Scioperi e uragani hanno rovinato la festa dei dati economici a Kamala Harris. Ieri il Bureau of Labor Statistics ha pubblicato l’ultimo rapporto mensile sul mercato del lavoro prima delle elezioni, e l’esito risente di due tempeste devastanti che hanno messo in ginocchio diversi stati e di agitazioni dei lavoratori (soprattutto quelli di Boeing) che hanno bloccato le assunzioni.

Risultato: soltanto 12mila posti di lavoro creati nell’ultimo mese, un dato al di sotto delle aspettative degli economisti, che pure tenevano conto della congiuntura climatica sfavorevole. Il tasso di disoccupazione rimane fermo al 4,1 per cento, il dato migliore degli ultimi due anni.

Gli esperti ora discuteranno se si tratta di un’anemia passeggera quanto un uragano oppure se il rallentamento ha cause più profonde, e le revisioni al ribasso delle stime di agosto e settembre non depongono del tutto a favore della prima ipotesi (negli ultimi sei mesi gli Stati Uniti hanno creato in media 104mila posti di lavoro al mese, contro i 189mila dei sei mesi precedenti). 

Effetti sulle urne

Ma l’orizzonte dei problemi ora si limita a quello che succederà martedì. E Harris sperava di arrivare all’appuntamento con le urne con un altro indicatore positivo in materia economica, dopo che la crescita annua è stata rivista al 2,8 per cento (oltre le aspettative) e soprattutto dopo l’ennesimo report che certifica il rapido calo dell’inflazione, faccenda che ha riscontri immediati sul portafogli della classe media. A completare il quadro positivo dovrebbe essere la Fed, che la settimana prossima potrebbe tagliare i tassi di un quarto di punto per sostenere la crescita e segnalare fiducia verso la piega presa dall’inflazione.

Sono di fatto conferme che la Bidenomics sta funzionando e che la strada della continuità rappresentata da Harris è affidabile. Tutti i rilevamenti indicano che l’economia è la priorità assoluta degli elettori americani, e tuttavia i sondaggi – che registrano il complesso mix degli umori nel momento dell’agitazione pre-elettorale, non i prezzi allo scaffale – mostrano livelli di frustrazione economica che non si conciliano con ciò che dicono i dati.

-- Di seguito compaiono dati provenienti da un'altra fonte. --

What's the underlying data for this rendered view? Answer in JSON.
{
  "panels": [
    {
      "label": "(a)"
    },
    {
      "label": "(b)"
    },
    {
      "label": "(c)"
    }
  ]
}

Donald Trump ostinatamente grida che il paese è ridotto a «un bidone della spazzatura» e il suo grido viene ascoltato e amplificato da un elettorato che sta tendenzialmente meglio di come stava quattro anni fa. È in questo fossato fra la percezione e la realtà che si colloca il genio elettorale di Trump.

Bassezze retoriche

Il candidato repubblicano arriva con uno slancio maggiore della vicepresidente all’appuntamento decisivo, e ha costruito questo sentimento positivo anche imponendo slogan, parole d’ordine, paure, paranoie e veleni che sono molto più capaci di persuadere dei nudi dati economici. Che invece Harris non è stata in grado di mettere in mostra efficacemente. 

Le ultime settimane sono state dominate dalla presunta stima per Hitler di Trump, da Porto Rico «isola della spazzatura», dalla sola spazzatura che sono «i sostenitori di Trump» (parola di Biden), poi dall’ex presidente con pettorina che guida il camion della nettezza urbana, dimostrandosi per l’ennesima volta il politico più veloce del mondo a trasformare le incaute parole degli avversari in meme energetici per la sua base. 

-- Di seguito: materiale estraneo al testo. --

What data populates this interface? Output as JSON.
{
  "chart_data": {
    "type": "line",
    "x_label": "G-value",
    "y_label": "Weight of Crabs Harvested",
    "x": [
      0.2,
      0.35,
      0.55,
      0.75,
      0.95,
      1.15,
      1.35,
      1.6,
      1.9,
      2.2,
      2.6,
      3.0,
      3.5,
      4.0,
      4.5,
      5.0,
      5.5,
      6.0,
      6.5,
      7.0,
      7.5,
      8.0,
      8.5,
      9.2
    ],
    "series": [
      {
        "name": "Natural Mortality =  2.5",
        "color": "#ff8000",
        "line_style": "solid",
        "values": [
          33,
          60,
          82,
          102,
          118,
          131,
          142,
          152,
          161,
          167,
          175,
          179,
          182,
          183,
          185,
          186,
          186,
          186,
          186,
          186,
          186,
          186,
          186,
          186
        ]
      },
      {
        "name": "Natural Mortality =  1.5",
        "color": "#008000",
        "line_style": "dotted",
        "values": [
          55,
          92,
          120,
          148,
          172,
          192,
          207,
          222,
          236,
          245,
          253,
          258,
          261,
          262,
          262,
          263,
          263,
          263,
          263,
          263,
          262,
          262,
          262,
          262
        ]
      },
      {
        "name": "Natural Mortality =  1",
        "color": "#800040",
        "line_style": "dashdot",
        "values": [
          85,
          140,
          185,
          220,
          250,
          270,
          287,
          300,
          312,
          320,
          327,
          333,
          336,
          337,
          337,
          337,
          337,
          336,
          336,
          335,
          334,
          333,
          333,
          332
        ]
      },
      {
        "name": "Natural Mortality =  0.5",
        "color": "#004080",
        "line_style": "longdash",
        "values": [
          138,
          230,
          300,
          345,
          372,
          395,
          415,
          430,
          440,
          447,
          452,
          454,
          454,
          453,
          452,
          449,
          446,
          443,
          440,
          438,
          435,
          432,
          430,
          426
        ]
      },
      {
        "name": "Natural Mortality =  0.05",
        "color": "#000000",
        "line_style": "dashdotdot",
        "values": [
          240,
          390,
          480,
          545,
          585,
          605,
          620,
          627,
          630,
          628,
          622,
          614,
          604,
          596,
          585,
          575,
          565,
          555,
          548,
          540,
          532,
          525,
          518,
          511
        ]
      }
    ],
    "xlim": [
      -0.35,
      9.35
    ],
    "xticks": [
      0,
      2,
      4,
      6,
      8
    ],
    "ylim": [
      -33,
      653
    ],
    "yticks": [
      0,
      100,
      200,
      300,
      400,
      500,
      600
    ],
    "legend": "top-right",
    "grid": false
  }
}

Si è slanciato nell’ultima bassezza retorica l’altra notte, intervistato da Tucker Carlson, quando ha detto che l’ex repubblicana Liz Cheney, un «falco di guerra», dovrebbe essere messa davanti a un plotone armato: «Vediamo come si sente quando testano le armi sulla sua faccia». Difficile, in questo contesto, far valere le ragioni dell’economia.